Upload dataset to Hugging Face
Published:
Upload dataset to Hugging Face
Register on Hugging Face
Create a account on Hugging Face and login to your account. https://huggingface.co/
Requirements
# create a virtual environment using conda or venv
conda create -n upload_data python=3.9
conda activate upload_data
# install required packages
conda install datasets transformers
Get the token
Go to your profile and apply for a token in the Access Tokens
section.
Choose the Write
option and copy the token. see the different options here
Login to Hugging Face in your terminal
huggingface-cli login
# paste the token
Upload the dataset
Here is an example of uploading a dataset to Hugging Face.
In this example, I will upload the cat dot image dataset. The dataset contains 25000 images of cats and dogs.

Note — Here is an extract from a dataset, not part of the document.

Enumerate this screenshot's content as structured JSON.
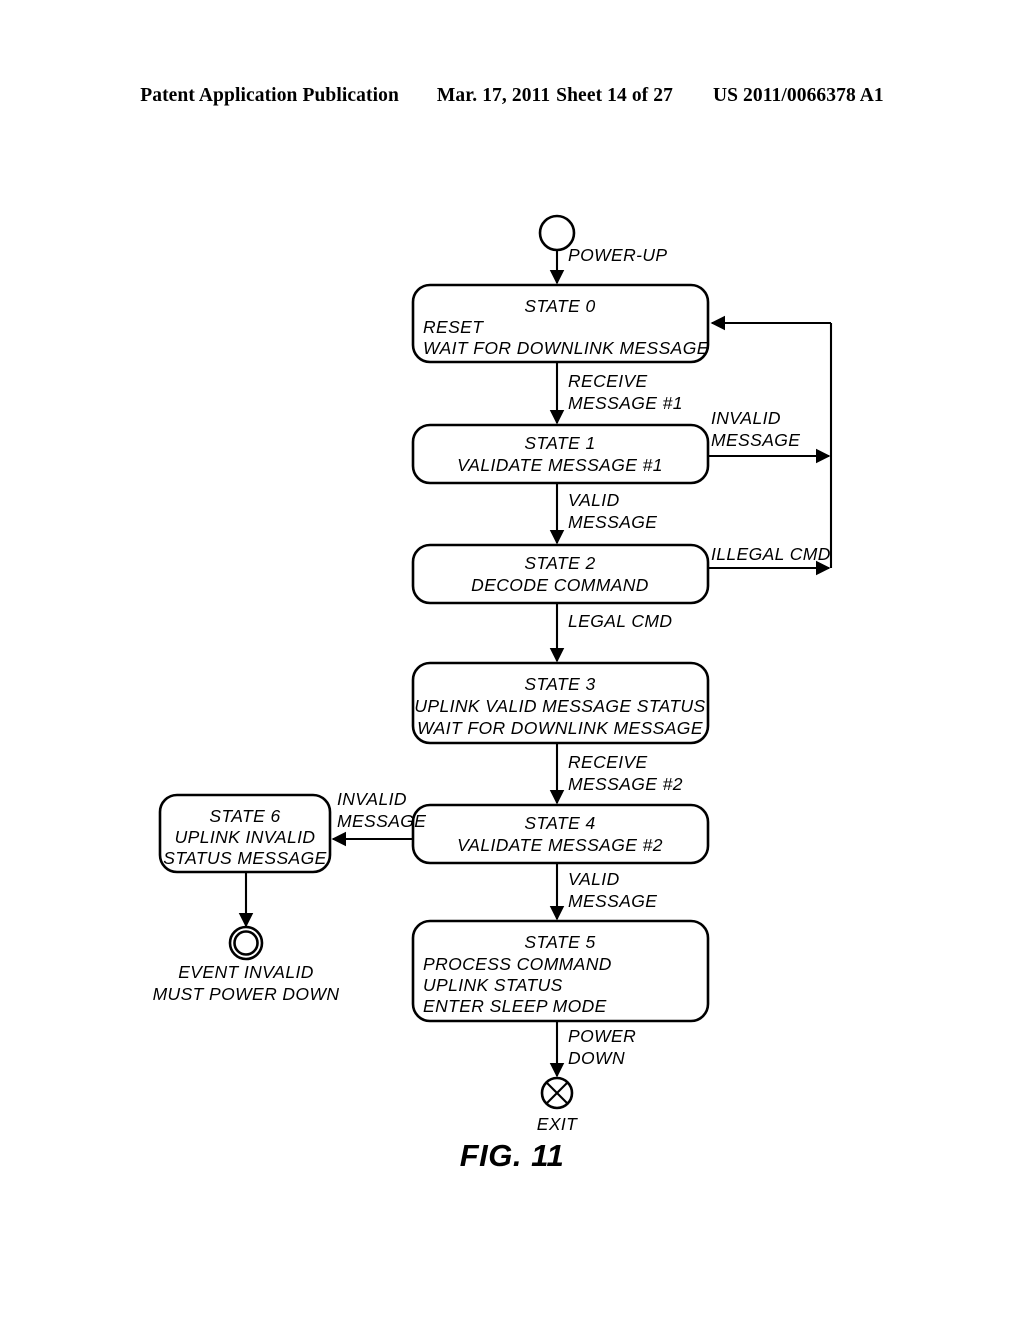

And it also has a csv file that contains the labels of the images.
labes.txt:
cat.0.jpg;0
cat.1.jpg;0
cat.10.jpg;0
cat.100.jpg;0
cat.1000.jpg;0
cat.10000.jpg;0
cat.10001.jpg;0
cat.10002.jpg;0
...
The first column is the image name and the second column is the label. 0 for cat and 1 for dog.
import os
import pandas as pd
from datasets import Dataset, DatasetDict
from PIL import Image
# set your dataset path
img_dir = 'dataset/images'
label_file = 'dataset/labels.txt'
# read the labels
labels_df = pd.read_csv(label_file, sep=';', header=None, names=['image', 'label'])
# read the images
def load_image(sample):
image_path = os.path.join(img_dir, sample['image'])
with Image.open(image_path).convert('RGB') as img:
img_byte_arr = io.BytesIO()
img.save(img_byte_arr, format='JPEG') # convert the image to byte array
img_byte_arr = img_byte_arr.getvalue() # get the byte array
sample['image'] = img_byte_arr
return sample
# create Hugging face dataset
dataset = Dataset.from_pandas(labels_df)
dataset = dataset.map(load_image, num_proc=4)
# split the dataset
train_test_split = dataset.train_test_split(test_size=0.2)
dataset_dict = DatasetDict({
'train': train_test_split['train'],
'test': train_test_split['test']
})
# push the dataset to the hugging face
# Hugging Face will create a new dataset with the name `username/dataset_name`
dataset_dict.push_to_hub("username/dataset_name")
Run the above code in your terminal.
If it is successful, you will see the dataset in your Hugging Face.
Use the dataset
You can use the dataset in your code like this:
from datasets import load_dataset
# load the dataset
# The dataset will be downloaded from the Hugging Face
dataset = load_dataset("username/dataset_name", split="train")
# get the first sample
byte = dataset['train']['image'][0]
image = Image.open(io.BytesIO(byte))
plt.imshow(image)